Date of Award


Degree Name

MS in Biomedical Engineering


Biomedical Engineering


College of Engineering


Robert Szlavik

Advisor Department

Biomedical Engineering

Advisor College

College of Engineering


Hypertrophic cardiomyopathy (HCM) is the most common monogenic disorder and the leading cause of sudden arrhythmic death in children and young adults. It is typically asymptomatic and first manifests itself during cardiac arrest, making it a challenge to diagnose in advance. Computational models can explore and reveal underlying molecular mechanisms in cardiac electrophysiology by allowing researchers to alter various parameters such as tissue size or ionic current amplitudes. The goal of this thesis is to develop a computational model in MATLAB and to determine if this model can accurately indicate cases of hypertrophic cardiomyopathy. This goal is achieved by combining a three-dimensional network of the bidomain model with the Beeler-Reuter model and then by manually varying the thickness of that tissue and recording the resulting membrane potential with respect to time.
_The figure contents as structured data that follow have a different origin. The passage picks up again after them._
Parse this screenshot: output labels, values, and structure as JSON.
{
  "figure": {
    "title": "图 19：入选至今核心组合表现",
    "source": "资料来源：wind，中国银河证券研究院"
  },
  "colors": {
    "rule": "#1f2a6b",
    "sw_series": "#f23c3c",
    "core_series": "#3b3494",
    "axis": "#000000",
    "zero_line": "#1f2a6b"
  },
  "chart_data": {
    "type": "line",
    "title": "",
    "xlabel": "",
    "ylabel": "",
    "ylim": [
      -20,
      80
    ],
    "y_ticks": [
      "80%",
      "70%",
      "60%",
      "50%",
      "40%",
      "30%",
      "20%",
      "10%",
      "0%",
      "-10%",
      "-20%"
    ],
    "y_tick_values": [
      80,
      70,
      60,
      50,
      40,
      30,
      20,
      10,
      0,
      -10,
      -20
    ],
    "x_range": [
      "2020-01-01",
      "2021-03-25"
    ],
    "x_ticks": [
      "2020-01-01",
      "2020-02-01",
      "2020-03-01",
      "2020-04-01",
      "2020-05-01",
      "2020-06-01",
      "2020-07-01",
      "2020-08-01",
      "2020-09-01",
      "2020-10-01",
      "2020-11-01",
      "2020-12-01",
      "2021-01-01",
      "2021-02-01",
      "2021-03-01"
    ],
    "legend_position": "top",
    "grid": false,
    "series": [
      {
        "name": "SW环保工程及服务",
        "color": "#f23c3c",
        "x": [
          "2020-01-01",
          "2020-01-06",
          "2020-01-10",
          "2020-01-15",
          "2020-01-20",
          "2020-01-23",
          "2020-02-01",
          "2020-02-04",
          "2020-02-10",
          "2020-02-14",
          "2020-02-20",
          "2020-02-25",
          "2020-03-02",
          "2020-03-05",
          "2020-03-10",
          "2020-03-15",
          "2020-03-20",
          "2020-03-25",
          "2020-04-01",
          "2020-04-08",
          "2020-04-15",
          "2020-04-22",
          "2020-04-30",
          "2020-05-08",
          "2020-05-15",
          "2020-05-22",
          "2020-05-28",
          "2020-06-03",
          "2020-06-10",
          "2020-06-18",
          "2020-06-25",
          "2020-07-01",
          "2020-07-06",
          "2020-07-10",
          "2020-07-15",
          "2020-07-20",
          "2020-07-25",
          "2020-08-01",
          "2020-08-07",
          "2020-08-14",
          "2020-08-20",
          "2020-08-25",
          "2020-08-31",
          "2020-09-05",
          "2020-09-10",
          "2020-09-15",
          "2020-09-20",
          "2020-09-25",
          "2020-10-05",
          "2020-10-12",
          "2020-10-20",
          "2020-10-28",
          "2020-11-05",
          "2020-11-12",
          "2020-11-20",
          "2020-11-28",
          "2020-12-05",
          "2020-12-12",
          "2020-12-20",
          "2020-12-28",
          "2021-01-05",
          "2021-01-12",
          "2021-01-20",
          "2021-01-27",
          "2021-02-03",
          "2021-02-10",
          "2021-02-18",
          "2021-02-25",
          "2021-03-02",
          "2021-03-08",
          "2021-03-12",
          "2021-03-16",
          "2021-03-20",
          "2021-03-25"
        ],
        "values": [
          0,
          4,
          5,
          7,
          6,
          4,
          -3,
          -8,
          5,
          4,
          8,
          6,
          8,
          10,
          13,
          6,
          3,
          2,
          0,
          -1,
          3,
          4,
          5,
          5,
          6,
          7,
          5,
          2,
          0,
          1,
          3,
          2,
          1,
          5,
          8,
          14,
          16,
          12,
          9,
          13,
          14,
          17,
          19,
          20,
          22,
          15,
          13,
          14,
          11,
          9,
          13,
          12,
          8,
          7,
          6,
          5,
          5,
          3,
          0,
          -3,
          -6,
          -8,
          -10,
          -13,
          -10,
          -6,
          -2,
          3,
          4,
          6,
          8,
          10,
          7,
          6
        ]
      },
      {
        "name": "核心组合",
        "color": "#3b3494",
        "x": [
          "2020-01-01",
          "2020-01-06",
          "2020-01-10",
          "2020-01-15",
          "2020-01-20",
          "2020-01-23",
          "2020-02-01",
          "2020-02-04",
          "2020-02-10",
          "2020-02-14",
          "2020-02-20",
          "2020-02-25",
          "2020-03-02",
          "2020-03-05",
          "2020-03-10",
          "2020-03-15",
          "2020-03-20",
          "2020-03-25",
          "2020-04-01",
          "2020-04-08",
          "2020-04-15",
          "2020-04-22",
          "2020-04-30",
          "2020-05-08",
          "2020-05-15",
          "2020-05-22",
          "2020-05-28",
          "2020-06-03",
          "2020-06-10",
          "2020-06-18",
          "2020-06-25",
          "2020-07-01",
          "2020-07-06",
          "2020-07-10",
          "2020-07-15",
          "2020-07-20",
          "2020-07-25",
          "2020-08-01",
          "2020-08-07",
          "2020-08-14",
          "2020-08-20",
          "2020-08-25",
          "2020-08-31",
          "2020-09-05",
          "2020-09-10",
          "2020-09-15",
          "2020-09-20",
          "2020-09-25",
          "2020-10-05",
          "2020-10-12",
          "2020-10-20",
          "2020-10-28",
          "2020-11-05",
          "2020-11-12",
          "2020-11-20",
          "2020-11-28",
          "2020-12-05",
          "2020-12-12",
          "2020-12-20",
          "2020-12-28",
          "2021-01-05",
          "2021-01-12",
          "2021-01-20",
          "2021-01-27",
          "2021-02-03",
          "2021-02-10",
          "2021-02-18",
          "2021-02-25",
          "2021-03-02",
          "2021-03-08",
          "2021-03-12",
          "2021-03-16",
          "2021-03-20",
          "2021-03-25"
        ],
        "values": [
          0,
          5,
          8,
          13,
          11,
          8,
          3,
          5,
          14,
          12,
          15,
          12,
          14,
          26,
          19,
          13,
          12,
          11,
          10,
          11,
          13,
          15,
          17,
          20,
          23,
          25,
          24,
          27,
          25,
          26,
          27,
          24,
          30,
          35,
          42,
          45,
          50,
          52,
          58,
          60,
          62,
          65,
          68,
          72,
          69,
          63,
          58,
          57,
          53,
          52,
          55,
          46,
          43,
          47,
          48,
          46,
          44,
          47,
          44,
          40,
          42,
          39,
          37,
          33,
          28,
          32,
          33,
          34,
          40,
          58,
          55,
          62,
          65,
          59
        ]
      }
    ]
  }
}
The results of this analysis demonstrated that the developed model is able to depict variations in tissue thickness through the difference in membrane potential recordings. A one-way ANOVA analysis confirmed that the membrane potential recordings of the different thicknesses were significantly different from one another. This study assumed continuum behavior, which may not be indicative of diseased tissue. In the future, such a model might be validated through in vitro experiments that measure electrical activity in hypertrophied cardiac tissue. This model may be useful in future applications to study the ionic mechanisms related to hypertrophic cardiomyopathy or other related cardiac diseases.